Yes, it’s wonderful for the 8 to 12% it probably helps long-term, but I don’t see any five-year studies that have been authorized by the legislature to actually study all of these different programs and follow them for five years. Yee, drug court helps. Mental health counseling in this or that program helps. I’m not interested in some amorphous, non-specific help kind of language. I’m interested in what is the most effective thing we can do when someone comes into the criminal justice system and they’re actually guilty of a crime.

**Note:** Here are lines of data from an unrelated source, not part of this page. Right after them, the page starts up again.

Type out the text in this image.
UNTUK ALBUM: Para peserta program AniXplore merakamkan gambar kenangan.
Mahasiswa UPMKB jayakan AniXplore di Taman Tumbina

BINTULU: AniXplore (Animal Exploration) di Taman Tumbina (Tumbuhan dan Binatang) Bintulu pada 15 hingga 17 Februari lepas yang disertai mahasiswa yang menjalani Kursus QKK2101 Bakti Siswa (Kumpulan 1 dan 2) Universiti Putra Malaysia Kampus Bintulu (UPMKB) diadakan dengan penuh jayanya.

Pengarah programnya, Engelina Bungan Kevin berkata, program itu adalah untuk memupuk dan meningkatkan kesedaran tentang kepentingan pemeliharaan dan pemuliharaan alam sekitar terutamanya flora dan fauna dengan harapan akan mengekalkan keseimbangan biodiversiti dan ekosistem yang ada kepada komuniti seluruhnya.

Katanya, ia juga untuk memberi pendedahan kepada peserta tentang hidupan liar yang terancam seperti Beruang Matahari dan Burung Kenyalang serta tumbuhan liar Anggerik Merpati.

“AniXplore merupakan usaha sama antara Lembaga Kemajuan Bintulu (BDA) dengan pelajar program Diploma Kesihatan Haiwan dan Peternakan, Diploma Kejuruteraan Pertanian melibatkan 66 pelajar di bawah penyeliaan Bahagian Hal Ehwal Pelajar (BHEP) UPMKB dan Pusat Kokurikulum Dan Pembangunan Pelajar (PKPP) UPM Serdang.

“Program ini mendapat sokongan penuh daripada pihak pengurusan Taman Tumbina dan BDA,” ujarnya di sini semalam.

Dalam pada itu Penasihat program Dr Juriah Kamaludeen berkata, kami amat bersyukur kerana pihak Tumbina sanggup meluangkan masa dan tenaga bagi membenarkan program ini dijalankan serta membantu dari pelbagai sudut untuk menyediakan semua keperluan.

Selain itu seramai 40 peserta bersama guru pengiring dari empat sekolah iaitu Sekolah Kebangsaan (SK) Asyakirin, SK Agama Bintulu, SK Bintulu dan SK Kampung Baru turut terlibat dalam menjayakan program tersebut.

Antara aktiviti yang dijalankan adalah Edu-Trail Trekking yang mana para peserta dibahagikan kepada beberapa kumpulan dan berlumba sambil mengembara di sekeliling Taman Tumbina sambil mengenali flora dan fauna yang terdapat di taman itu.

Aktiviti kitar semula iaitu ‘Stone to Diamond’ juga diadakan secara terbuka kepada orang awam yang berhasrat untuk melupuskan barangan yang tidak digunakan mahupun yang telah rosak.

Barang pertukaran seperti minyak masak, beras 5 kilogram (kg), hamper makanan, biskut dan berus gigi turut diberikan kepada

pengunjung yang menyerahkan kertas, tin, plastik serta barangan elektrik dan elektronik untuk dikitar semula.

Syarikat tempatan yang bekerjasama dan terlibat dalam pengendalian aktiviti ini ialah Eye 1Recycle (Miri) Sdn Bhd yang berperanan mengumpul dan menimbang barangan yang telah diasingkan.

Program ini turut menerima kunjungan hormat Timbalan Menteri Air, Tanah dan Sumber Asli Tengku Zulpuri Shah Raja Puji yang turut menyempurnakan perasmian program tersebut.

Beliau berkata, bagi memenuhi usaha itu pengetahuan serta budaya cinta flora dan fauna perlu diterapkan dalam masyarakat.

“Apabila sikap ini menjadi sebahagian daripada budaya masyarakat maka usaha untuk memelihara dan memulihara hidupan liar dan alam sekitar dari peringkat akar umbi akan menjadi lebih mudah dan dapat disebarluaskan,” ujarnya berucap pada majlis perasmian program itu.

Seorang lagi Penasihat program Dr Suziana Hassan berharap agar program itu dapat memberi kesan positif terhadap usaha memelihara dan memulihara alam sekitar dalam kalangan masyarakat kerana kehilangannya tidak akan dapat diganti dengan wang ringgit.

How do we effectively treat that individual so that they can be returned to society and we don’t have to worry about them getting in trouble every few years because we didn’t do a good job the first time they came through the system engaged in negligence. What do we do? We blame the individual who received negligent mental health treatment when they turn up positive on a drug test and throw them in jail. It has the illusion of accountability, yet the reality is that person is using drugs because a part of their brain is out of balance, It is not working correctly, it causes them intense psychic pain, and they’re trying to help alleviate the symptoms. We’re not providing that person with the healthcare that they need to have a healthy brain, yet we expect them to behave as if their brain is perfectly normal, and can weigh consequences and actions as a normal person would weigh them.

EQUAL PROTECTION

This is where the equal protection argument raises its head because somebody, sooner or later, is going to ask, “If we’re treating healthy, normal-brained people differently than people with abnormal unhealthy brains, have we violated the equal protection clause?” That’s a legitimate question. Rather than focusing on that particular issue, though, and trying to create new laws or destroy the existing paradigm, my focus is on the individual patient defendant, one person at a time, and do whatever I can to keep them out of that state-sponsored negligence because it’s not going to help most people.

The only people these state-sponsored programs are going to help are individuals that if we were to do a proper diagnostic evaluation on, the treatment recommendation would say which particular government program is what that person needs. We’re going to get lucky, and people are going to go through the system, be helped and talk about how great drug court is and it works if you work it.

Yet that’s exactly how Florida’s drug court is set up, and you see those religious/political overtones in every aspect of state-sponsored treatment, and that is the problem. We need less politics and more science.

Disclaimer: This article is in response to questions frequently asked of Mr. Cobb and is a slightly edited dictation transcript. Just like talk to text on your smartphone, there may be misspelled words or sentence fragments.